# Trim tabs electric or manual



## Smackdaddy53 (Dec 31, 2012)

Lenco


----------



## DuckNut (Apr 3, 2009)

Whichever fits your budget.


----------



## Castman (Sep 22, 2019)

DuckNut said:


> Whichever fits your budget.


I was looking a Lemco (PRICEY) and I found a Bennet that locks flat. I don't want a tab that is in the down position when poling. Any thoughts?


----------



## DuckNut (Apr 3, 2009)

Trim them up when not running.

Bennett and Lenco will stay up. The one that is on a hydraulic arm will remain in the down position.


----------



## SomaliPirate (Feb 5, 2016)

I second the Lencos.


----------



## SFL_Mirage (May 25, 2019)

How hard is it to switch from hydraulic tabs to electric? Just replacing the actuators and wiring it up? I need to do that as i dont have the hydraulic tank anymore.


----------



## topnative2 (Feb 22, 2009)

SFL_Mirage said:


> How hard is it to switch from hydraulic tabs to electric? Just replacing the actuators and wiring it up? I need to do that as i dont have the hydraulic tank anymore.
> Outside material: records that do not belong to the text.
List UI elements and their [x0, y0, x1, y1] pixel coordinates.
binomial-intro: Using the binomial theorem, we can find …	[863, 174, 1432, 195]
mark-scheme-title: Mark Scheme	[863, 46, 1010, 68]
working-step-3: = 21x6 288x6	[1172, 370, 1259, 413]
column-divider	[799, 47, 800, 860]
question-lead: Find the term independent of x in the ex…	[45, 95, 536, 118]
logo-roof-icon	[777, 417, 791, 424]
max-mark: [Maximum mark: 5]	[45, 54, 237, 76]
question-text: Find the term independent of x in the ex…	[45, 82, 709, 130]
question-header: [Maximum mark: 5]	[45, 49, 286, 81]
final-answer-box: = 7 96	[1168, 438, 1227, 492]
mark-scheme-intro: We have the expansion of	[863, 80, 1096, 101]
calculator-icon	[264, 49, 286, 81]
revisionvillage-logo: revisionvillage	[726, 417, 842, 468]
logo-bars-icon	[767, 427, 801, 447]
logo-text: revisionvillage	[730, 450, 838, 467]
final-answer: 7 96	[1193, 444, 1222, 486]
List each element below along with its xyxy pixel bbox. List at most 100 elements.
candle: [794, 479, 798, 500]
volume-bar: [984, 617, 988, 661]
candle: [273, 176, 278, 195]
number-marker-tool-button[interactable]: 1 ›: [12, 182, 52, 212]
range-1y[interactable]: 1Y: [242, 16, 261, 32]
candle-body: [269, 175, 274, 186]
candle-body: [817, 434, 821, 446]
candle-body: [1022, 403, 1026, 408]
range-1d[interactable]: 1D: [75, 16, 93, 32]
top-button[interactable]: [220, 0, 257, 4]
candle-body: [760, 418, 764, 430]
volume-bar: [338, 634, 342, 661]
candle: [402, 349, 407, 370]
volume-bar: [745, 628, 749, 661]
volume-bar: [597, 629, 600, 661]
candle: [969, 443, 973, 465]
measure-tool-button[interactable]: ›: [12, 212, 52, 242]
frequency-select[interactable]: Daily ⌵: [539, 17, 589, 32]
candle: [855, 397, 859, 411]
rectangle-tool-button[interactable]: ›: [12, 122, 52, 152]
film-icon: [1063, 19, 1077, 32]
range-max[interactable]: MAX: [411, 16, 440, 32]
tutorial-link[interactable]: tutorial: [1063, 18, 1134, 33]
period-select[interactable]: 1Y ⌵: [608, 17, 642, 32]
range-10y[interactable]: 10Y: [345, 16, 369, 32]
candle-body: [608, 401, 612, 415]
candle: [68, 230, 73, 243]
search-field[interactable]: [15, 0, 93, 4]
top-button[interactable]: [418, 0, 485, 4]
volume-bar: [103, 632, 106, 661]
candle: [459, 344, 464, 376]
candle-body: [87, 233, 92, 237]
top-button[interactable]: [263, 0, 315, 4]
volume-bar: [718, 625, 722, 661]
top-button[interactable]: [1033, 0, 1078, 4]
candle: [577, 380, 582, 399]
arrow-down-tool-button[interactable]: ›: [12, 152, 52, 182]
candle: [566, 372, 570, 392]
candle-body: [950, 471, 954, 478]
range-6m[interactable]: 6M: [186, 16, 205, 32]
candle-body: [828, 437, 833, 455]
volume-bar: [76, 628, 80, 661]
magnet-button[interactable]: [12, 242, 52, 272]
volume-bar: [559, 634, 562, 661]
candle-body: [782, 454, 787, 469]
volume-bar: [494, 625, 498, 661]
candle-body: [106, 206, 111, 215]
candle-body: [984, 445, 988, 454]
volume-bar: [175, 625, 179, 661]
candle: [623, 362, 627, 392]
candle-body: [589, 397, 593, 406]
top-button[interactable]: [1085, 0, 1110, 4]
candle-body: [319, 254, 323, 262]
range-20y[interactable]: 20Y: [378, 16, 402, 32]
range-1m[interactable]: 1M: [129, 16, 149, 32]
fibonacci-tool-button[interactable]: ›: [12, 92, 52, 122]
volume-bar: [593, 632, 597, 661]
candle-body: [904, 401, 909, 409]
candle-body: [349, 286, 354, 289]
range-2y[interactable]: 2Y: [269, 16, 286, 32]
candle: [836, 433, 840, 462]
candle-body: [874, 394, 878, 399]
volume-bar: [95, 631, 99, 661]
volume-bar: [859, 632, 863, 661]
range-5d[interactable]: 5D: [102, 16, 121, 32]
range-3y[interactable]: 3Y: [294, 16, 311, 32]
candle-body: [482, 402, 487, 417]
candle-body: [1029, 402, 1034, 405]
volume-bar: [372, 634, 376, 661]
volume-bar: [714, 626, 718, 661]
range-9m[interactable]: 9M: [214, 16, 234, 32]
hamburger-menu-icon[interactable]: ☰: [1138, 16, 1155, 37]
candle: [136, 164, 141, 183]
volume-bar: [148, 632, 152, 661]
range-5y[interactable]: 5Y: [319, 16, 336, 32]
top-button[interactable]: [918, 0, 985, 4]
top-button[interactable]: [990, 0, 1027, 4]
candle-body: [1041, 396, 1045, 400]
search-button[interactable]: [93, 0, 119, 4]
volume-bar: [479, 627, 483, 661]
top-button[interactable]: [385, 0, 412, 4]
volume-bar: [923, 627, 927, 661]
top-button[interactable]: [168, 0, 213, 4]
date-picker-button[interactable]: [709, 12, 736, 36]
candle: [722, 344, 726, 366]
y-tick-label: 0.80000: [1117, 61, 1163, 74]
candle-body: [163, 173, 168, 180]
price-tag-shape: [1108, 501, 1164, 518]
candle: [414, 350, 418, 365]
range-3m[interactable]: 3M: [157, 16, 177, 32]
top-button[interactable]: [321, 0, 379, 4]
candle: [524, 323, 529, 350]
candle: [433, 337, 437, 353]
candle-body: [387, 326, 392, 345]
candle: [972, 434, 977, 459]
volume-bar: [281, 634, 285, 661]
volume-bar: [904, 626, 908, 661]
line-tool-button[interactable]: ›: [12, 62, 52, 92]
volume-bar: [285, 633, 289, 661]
piece of cake doing the lencos ......if you are thinking of using the bennet tabs I do not have a clue....may be crossover kits...I seem to remember bennet had a hydo. to electric kit for their tabs


----------



## Castman (Sep 22, 2019)

Seems Lencos are the way to go. I was reading about the plaining pad on boat hull options. There was very little about flat bottom boats at the transom. I am assuming that the pad extends across the whole bottom. Are trim tabs necessary on flat bottom boats?


----------



## Smackdaddy53 (Dec 31, 2012)

Castman said:


> Seems Lencos are the way to go. I was reading about the plaining pad on boat hull options. There was very little about flat bottom boats at the transom. I am assuming that the pad extends across the whole bottom. Are trim tabs necessary on flat bottom boats?


Put it this way- I’ll never own another boat without trim tabs.


----------



## Castman (Sep 22, 2019)

Smackdaddy53 said:


> Put it this way- I’ll never own another boat without trim tabs.


That said it all.


----------



## BrownDog (Jun 22, 2019)

I have Bennett bolt electric tabs, they are great and easy to install. 
I do believe they sell a conversion kit between the two but ask their customer service, they were super helpful when I was going through the decision making process on tabs for my current boat.

As said above I could never go back to not having them, way too many advantages especially on a small shallow water boat.


----------



## Capnredfish (Feb 1, 2012)

Think of them as suspension on a car, a boat does not have it. Suspension on a vehicle tries to maintain a designed ride and level, or maybe as pitch and yaw on an aircraft. Tabs are a must on 90% of small boats. They provide more control of boats ride and performance. Like AMEX commercials, don’t leave dock without them. I’m an an owner of Lenco.


----------